A Little More Backstory

I have been a single parent for 2 years – ever since the life altering moment when my now ex decided he just “couldn’t do this anymore” and walked out after the children had gone to bed. What he meant of course was that he couldn’t be with me anymore. At the time I was blindsided, I didn’t see it coming. I was getting treatment for my illness and was actually breaking ground and getting better. His leaving was a huge shock at the time, but eventually I have come to understand why he had to leave me.

However, he fucked up royally by leaving me to deal with the aftermath of his decision. I (still to this day) have to field the endless questions of why daddy left without saying goodbye, the nightmares, the fears that I’ll disappear in the middle of the night. Some of the residual effects are still present in the both of my children and that pains me deeply.

For the first couple of months after he left, he didn’t call them or see them – I could have fucking eviscerated him. How does a person who adored his children from day they were born – who had an integral part in taking care of them; was so present in their lives – go from everything to nothing?

I get that he couldn’t deal with me anymore. I know that I’m a shit person to live with because of my flaws and the fucking dark clouds of bipolar that shrouds me at times. I also get the fact he probably felt guilty for abandoning the kids without warning. He maybe even felt a little guilty for hurting me. But that doesn’t excuse cutting off all contact with them for any length of time.

If it was only me in this equation, I would have said “Whatever. I’m well shot of this pillock.” and forget I ever knew him. But it was my children whose needs I had to think about. And I know that they want and need him in their lives. And honestly before all of this he was the best dad in the world. He really was.
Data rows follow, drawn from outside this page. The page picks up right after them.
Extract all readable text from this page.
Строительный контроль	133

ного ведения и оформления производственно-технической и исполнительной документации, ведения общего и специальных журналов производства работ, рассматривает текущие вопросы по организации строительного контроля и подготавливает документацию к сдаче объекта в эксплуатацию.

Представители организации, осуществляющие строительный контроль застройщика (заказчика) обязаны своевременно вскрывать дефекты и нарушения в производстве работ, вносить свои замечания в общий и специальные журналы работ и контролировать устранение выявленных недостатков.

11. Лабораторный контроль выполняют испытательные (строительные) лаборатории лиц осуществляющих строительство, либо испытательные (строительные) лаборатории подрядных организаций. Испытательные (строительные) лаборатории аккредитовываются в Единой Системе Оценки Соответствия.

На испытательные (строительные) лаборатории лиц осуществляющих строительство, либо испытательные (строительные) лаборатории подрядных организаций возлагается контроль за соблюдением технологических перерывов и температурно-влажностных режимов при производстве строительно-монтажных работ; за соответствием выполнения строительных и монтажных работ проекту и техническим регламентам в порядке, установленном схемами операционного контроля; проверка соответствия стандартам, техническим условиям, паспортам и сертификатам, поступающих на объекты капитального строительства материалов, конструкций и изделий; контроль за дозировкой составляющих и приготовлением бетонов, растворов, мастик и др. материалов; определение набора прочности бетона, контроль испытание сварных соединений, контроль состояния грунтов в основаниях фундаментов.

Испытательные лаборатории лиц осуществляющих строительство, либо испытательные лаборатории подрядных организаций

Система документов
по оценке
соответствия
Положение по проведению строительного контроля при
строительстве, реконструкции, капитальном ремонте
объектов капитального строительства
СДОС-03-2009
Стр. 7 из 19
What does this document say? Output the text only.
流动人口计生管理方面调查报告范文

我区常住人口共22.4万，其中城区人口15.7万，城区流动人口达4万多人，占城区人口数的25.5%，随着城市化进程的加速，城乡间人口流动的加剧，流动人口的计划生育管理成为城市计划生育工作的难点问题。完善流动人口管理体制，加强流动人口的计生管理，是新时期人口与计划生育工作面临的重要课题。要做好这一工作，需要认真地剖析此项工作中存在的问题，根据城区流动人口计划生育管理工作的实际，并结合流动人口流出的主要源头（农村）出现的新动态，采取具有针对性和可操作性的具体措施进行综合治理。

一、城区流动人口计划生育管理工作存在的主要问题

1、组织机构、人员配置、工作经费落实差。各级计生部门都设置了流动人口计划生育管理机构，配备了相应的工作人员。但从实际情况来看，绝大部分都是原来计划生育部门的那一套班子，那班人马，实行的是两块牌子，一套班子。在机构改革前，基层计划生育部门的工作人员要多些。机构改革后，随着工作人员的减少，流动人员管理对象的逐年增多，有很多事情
Things have gotten better now, he calls them (from time to time) and has them stay once a week. It’s not really enough for them because deep down they miss him fiercely, miss having his constant presence in their lives. But at least he’s there for them in some capacity.

One of the things that still bother me is the fact that he’s never had to deal with the fallout from his leaving out of the blue. He left it all to me to clean up. I keep trying to explain to him, that he needs to acknowledge to them what he did wrong – to explain that it wasn’t their fault he left. However, because he doesn’t have to see the tears, the worry, the struggles they have – he thinks that everything is ok so he can just sweep it under the rug and forget it happened.

For someone so brave (he works in emergency services), he really can be gutless. He goes into shutdown over anything that forces him to admit to his imperfections, to acknowledge mistakes he has made, to look deeper into his heart and soul. He runs, runs like the wind, instead of confronting and dealing with emotional situations. Life gets tough and he’s checking for the exit, finding a loophole in the contract, eager to find a way out. He doesn’t deal – he runs.

I get that more than he understands – I spent most of my life running. But I stopped running. I had children and realised that I can’t run anymore. I have to face who I am, how I feel, all of the things I don’t like about myself, about my situation. I have to stand strong for them. Always for them.